The “Open Letter from America’s Physicians,” hosted at doctorsunite.org, blames “The insurance industry’s undue authority and oppressive control over healthcare processes,” “Excessive and misguided government regulation” and “The practice of defensive medicine in response to a harmful and costly legal environment” for America’s healthcare crisis, and vows: “We, the physicians of the United States, will no longer remain silent. We will not tolerate a healthcare system where those without medical expertise or genuine interest in our patients’ health have absolute control.”  

Once the letter has 10,000 signatures, its sponsors plan to take out newspaper ads. A “very large New York ad agency” (Sermo wouldn’t say which) has volunteered $1 million in services to the effort. Members are also setting up action committees to strategize around issues including mediation, care contracts with patients and working with insurers, said Palestrant, who added that “the community is also talking about declining third-party insurance and becoming more proactive about how we allow insurers to dictate patient care.”

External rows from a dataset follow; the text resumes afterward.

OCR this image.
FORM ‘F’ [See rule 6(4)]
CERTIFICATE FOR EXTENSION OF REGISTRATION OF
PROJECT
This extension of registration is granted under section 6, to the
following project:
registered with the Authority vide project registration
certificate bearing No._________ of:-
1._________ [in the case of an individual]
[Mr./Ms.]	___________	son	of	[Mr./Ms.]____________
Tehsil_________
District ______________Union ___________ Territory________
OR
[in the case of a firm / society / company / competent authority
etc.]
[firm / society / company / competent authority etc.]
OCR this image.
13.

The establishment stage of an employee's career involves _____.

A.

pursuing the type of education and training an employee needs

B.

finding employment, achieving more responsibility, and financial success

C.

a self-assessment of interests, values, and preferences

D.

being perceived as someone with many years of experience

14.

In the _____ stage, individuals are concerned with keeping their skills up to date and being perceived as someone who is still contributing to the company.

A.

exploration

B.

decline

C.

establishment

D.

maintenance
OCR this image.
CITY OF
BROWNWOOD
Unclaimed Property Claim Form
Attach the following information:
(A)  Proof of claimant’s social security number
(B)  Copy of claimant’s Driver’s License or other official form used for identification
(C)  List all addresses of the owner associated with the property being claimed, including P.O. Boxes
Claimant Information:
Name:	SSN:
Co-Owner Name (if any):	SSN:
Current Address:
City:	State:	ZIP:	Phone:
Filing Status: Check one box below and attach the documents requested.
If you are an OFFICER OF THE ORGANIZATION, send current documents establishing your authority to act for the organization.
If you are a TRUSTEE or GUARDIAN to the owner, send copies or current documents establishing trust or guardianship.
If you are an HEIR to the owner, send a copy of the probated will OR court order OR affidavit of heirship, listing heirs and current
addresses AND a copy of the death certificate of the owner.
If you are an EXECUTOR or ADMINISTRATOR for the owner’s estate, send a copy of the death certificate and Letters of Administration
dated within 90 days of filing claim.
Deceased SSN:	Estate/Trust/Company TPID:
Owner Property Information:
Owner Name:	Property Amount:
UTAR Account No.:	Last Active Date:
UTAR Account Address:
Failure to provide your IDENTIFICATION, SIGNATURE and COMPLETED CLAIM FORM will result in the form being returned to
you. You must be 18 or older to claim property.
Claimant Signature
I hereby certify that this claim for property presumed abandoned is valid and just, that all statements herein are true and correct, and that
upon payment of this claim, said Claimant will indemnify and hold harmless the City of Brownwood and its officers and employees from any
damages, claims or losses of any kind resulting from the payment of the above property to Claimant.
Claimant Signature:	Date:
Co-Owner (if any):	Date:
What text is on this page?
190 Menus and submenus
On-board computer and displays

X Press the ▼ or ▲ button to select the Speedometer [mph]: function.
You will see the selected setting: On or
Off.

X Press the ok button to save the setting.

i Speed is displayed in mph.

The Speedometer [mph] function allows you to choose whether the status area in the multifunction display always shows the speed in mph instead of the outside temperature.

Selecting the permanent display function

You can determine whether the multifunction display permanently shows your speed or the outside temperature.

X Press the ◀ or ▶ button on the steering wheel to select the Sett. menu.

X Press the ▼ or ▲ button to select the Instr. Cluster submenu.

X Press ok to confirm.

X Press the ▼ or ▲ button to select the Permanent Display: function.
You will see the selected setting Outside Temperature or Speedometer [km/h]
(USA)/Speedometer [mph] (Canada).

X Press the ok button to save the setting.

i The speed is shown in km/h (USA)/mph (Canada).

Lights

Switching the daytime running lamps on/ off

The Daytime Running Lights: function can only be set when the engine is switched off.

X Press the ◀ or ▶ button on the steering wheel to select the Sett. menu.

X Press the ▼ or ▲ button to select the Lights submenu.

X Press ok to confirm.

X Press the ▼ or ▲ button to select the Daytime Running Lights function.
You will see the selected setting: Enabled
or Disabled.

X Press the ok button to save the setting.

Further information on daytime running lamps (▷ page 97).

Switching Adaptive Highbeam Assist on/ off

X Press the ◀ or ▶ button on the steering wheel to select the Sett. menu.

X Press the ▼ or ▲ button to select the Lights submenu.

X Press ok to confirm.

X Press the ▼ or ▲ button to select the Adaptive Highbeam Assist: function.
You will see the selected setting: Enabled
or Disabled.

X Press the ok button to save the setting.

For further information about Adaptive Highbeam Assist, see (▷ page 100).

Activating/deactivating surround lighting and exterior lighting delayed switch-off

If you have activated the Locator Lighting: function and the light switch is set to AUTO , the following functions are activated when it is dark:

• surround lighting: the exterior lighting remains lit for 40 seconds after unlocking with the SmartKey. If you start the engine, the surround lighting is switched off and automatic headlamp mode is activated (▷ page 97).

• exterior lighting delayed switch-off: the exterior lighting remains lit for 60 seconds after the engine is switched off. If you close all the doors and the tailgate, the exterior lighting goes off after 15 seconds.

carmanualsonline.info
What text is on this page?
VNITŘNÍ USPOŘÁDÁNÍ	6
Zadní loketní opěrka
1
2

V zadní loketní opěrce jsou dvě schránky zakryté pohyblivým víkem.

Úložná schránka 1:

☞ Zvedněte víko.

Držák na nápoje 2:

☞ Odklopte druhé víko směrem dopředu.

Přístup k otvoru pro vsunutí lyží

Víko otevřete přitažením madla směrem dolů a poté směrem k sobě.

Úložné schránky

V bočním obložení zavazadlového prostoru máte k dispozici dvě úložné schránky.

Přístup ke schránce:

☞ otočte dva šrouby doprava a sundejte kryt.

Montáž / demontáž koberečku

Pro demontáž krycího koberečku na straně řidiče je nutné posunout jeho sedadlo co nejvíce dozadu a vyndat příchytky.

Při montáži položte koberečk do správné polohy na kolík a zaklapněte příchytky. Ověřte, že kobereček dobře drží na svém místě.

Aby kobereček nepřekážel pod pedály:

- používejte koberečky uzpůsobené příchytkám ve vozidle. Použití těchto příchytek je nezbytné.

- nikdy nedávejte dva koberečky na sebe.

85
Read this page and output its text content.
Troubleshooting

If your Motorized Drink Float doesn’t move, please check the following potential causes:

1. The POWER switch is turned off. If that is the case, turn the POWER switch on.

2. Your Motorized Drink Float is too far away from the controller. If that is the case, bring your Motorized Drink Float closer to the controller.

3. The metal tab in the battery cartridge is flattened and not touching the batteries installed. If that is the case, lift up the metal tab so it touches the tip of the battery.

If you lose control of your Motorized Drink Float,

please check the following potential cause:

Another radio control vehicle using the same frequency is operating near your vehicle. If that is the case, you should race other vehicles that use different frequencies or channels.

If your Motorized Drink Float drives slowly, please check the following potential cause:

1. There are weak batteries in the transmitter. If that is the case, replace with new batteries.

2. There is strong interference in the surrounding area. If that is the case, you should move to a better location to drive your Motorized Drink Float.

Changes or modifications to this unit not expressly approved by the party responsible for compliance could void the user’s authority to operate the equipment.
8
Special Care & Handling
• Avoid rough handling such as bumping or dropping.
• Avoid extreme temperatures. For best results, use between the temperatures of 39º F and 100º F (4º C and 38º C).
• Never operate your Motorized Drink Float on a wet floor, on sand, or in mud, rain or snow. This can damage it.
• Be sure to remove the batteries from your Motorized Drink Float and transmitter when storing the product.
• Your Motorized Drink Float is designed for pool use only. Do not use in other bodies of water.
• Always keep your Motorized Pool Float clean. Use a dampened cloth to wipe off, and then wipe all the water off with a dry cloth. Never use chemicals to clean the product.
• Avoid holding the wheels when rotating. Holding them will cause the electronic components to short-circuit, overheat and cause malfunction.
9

Sermo’s management had no part in prompting the letter, but agreed with its drafters to publicize it once the number of signatures crossed the 5,000 mark – which it did just as legislation mandating deep cuts in compensation for Medicare claims was moving through Congress.

“Timing is everything,” said Palestrant, “and we could not have imagined the timing would work out this way.” The legislation, which would slash Medicare compensation by 10%, stalled in the Senate but will be taken up after the Fourth of July recess.

“It’s a very basic set of principles, but the idea is that if doctors unite behind this, it could get critical mass and start a movement,” said Palestrant. The letter came out of a discussion on the site that began last year. “There was a lot of debate and discussion, but in time, we started to see leaders emerge and a process develop. The community self-organized into a committee with leaders and proponents and antagonists, and two or three months later, out pops this very straightforward letter.”